Por: Marta María de la Fuente Marín
David tiene una novia.
Cuando hablamos, me la describía como una femme fatale. Una dama rebelde y caprichosa, pero de un veneno embriagador. Temblaba como una hoja cuando me contaba. Cuando me la presentó, descorrió una cortina. Me enseñó un cuadro… y dos… y tres…
Entre flores, cuadros, música y tacones, descubrí quién era la novia de David. Aquella de explosiones de colores, de tormentas mentales, de insomnio inesperado, de obsesiones…
Frank David convierte a la creación en sí misma en el motivo de muchos de sus cuadros. Con su estilo de tórrida paleta y fragmentos provocativos, la retrata desde su dual concepción, como un ente instintivo e intempestivo, pero bello y profundo.
Es así como la calma de un lago de nenúfares de pincelada inacabada se enrarece con un ring de boxeo de disimulado diálogo. Dos o tres cosas que sé de ella atrapa la experiencia de un face to face, cómo los simples encuentros se tornan forcejeos de voluntades y de ellos emana la belleza. A veces demorada, otras imperfecta, hasta ahogada por su propia naturaleza, pero siempre chispea en haces de luz creativa que terminan vehiculizando el conflicto interno de la sensibilidad.
Ese espacio de golpes, de sudores, de fracasos, de victorias, de lucha al fin y al cabo, navega en ese lugar de belleza y se transforma junto a él. Pero su presencia hace más que probar fuerza, pues realmente potencia todo lo que toca, hasta que la expresividad contenida en matices, sutiles acabados y perfecta armonía, explota en grandes manchas contrastantes, trazos desenfadados y jugueteo con el caos.

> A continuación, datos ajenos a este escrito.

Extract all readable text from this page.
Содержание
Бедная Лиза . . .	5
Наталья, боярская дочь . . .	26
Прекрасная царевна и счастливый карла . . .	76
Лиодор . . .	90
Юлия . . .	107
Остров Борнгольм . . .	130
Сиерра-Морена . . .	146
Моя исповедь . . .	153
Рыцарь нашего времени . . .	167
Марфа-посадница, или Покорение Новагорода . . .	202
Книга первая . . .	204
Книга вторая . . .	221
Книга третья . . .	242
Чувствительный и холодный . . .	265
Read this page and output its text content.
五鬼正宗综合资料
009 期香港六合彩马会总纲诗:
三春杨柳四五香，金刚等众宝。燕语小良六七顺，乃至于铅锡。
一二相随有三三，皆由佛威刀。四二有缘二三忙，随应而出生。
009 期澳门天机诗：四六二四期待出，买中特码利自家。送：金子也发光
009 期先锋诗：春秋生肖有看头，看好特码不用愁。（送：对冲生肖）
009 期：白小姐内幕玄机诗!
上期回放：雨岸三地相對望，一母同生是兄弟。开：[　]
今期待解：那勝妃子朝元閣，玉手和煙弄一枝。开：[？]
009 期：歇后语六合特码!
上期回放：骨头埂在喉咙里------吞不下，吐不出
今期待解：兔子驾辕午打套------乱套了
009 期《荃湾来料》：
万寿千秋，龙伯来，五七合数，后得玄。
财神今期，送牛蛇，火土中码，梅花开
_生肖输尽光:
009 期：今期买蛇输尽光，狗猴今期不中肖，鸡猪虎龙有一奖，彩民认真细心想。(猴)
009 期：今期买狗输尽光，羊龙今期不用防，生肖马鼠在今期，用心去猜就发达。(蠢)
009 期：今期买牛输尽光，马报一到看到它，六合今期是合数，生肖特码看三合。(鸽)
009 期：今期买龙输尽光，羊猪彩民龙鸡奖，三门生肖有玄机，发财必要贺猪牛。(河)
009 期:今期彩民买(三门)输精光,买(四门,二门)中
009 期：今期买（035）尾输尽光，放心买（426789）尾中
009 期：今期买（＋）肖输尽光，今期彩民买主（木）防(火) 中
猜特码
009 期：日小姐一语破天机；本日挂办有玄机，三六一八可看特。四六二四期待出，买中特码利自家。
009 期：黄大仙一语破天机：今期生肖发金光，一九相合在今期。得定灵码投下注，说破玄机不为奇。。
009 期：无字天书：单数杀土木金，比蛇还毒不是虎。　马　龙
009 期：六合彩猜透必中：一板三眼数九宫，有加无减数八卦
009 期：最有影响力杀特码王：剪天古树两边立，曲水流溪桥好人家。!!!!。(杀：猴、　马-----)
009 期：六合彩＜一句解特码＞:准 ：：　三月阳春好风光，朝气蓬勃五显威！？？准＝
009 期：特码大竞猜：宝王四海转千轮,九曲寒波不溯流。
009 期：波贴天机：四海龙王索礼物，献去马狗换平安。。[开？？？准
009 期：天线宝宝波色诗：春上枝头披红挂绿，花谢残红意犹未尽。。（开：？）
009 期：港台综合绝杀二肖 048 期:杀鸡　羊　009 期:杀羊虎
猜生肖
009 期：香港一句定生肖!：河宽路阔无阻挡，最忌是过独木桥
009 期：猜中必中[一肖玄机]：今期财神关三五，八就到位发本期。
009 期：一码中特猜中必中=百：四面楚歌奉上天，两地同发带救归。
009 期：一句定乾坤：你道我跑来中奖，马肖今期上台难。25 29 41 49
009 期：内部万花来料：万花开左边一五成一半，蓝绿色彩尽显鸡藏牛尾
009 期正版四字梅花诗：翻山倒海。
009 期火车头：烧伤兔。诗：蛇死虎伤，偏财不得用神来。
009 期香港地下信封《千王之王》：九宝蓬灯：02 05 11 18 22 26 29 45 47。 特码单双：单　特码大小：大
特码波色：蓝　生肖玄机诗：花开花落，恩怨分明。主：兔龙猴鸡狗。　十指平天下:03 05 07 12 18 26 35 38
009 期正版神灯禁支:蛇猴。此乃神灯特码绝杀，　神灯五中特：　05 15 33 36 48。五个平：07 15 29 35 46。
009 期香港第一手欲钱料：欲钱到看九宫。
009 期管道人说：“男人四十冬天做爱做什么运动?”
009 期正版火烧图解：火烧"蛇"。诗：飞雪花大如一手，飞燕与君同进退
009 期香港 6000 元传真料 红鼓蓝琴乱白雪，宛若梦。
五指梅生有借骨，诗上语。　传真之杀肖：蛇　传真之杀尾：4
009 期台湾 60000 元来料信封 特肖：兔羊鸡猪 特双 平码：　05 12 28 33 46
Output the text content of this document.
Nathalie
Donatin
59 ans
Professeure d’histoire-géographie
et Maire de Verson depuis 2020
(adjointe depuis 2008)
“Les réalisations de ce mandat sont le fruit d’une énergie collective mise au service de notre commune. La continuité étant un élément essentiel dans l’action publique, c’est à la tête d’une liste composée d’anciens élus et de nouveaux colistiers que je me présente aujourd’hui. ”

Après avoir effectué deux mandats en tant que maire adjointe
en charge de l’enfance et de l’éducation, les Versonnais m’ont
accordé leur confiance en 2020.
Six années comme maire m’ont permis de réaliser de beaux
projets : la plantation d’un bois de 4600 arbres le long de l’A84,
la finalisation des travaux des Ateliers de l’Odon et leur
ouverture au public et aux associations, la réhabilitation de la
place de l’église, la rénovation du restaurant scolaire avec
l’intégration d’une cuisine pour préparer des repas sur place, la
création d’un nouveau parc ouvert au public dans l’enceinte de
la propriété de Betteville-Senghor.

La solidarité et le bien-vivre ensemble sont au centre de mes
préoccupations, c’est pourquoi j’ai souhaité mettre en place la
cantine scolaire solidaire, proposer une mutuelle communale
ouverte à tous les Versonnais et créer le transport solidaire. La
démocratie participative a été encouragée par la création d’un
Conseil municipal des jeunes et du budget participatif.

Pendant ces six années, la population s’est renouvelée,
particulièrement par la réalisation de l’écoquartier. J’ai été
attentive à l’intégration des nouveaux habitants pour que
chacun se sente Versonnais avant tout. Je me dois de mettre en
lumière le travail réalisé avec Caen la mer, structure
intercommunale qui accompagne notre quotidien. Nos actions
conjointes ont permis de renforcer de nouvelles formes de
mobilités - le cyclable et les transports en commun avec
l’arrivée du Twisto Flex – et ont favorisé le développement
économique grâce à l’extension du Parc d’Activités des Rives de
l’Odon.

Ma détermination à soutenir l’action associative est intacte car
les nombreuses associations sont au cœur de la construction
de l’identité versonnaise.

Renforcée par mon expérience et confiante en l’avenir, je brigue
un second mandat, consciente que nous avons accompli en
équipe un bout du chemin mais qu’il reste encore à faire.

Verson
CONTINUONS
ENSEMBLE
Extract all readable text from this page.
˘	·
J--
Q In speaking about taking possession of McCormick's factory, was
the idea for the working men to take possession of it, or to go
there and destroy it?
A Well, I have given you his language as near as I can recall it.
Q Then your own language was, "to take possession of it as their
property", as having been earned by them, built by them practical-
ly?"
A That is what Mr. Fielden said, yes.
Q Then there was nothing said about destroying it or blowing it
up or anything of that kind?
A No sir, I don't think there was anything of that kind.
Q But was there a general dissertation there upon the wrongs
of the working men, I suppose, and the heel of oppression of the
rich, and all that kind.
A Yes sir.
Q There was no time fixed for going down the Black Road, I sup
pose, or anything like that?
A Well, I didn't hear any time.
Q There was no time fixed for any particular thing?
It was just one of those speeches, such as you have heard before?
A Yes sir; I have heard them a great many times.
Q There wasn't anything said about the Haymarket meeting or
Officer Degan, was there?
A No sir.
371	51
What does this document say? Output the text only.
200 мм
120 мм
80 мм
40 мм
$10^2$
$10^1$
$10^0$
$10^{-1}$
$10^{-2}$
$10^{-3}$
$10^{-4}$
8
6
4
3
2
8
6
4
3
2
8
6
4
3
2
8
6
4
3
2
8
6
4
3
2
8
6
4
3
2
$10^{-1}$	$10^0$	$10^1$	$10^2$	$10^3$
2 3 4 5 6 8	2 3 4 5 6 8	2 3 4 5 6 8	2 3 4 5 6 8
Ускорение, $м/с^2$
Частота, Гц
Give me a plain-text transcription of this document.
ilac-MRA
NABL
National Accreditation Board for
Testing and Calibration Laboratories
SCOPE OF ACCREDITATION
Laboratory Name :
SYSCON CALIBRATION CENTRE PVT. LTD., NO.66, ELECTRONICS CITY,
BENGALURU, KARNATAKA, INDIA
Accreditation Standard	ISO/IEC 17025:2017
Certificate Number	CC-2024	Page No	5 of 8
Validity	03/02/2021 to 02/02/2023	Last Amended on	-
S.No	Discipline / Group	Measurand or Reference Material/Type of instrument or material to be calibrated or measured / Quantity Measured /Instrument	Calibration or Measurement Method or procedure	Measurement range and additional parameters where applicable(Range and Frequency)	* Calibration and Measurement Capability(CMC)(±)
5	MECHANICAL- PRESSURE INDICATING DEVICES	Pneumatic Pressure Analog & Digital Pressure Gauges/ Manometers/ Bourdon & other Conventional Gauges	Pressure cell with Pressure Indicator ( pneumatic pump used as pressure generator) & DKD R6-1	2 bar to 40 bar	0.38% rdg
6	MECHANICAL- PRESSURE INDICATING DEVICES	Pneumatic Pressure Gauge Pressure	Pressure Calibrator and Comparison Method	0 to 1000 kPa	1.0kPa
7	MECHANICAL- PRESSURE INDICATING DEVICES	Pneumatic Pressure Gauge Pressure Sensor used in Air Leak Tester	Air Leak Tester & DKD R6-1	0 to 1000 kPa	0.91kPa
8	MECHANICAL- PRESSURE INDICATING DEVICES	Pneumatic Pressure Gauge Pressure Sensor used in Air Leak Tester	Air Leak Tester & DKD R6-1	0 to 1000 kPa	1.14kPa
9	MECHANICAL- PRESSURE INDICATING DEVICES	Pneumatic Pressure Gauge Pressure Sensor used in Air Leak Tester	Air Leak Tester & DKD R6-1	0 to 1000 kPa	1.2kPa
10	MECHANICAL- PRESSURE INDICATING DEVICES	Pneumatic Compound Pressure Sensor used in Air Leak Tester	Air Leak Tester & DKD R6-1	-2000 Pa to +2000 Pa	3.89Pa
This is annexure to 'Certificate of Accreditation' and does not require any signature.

La creación produce entonces las Interferencias, como bien dice David de su novia. Esa detonación estalla los marcos de referencia y el motivo escapa en una gran masa enredada de flores y espinas, pero luego se acomoda a la caja de resonancia de un piano, porque su inconforme belleza radica en la aparente rotura de todo límite, cuando la verdad es que solo se trasviste en uno nuevo.
Precisamente O tú o ninguna es más que un ultimátum de posesión, es la comprensión de una libertad caprichosa. Al tiempo que se expande fuera de su moldura, encuentra otra para explayarse. No cambia de escenario por amplitud o por cuestiones relacionadas al gusto, sino más bien por desafío. Tensiona no ya sus propias demarcaciones, sino también las de aquel que la recibe. Reformula todas sus etiquetas y le induce a entender otro nivel de profundidad, otro donde pueda comprender la posibilidad y el significado de un cuadro proyectado en un lago que anida en un piano.
David se encontraba ¿obsesionado? entre empastes y figuras que lograran atrapar una visión concreta de la creación. Dejaba cuadros a medias, empezaba otros, pintaba dos a la vez. En mitad de su discurso tan apasionado como aleatorio, pasó de largo por un cuadro, relativamente pequeño, pero poderosamente cargado. «¿Y este?» -le pregunté.
Unas musas visitaron la Tierra parecía no ser diferente de lo ya visto. Colores pop, mezcla de manchas, fragmentos sobre una excusa de paisaje y un título sugerente, pero, para lo que vivía David, era perfecto. Resumía todo su discurso en un par de motivos y en cierta forma, (des) dibujaba a la creación tanto como quería.
Contada como epifanía, mostraba a su novia -ahora llamada musa- como un torbellino que formaba piernas, tacones, pero deformaba rostros y escondía la identidad en una mixtura borroneada. Un amasijo de sentidos que se adaptaba a un perfil determinado y al mismo tiempo se escapaba de toda moldura. Lo único cierto era su dualidad, ese «sí, pero no» que le da tránsito a las inquietudes espirituales del artista, pero que también es receptáculo de toda interpretación.
Un muro de lamentos, una diana dardeada, unas palabras dichas al viento, una razón, una persona, una novia… eso es la creación… el todo y la nada.
David lloraba entre sus manchados dedos.
Todo había sido una declaración de amor.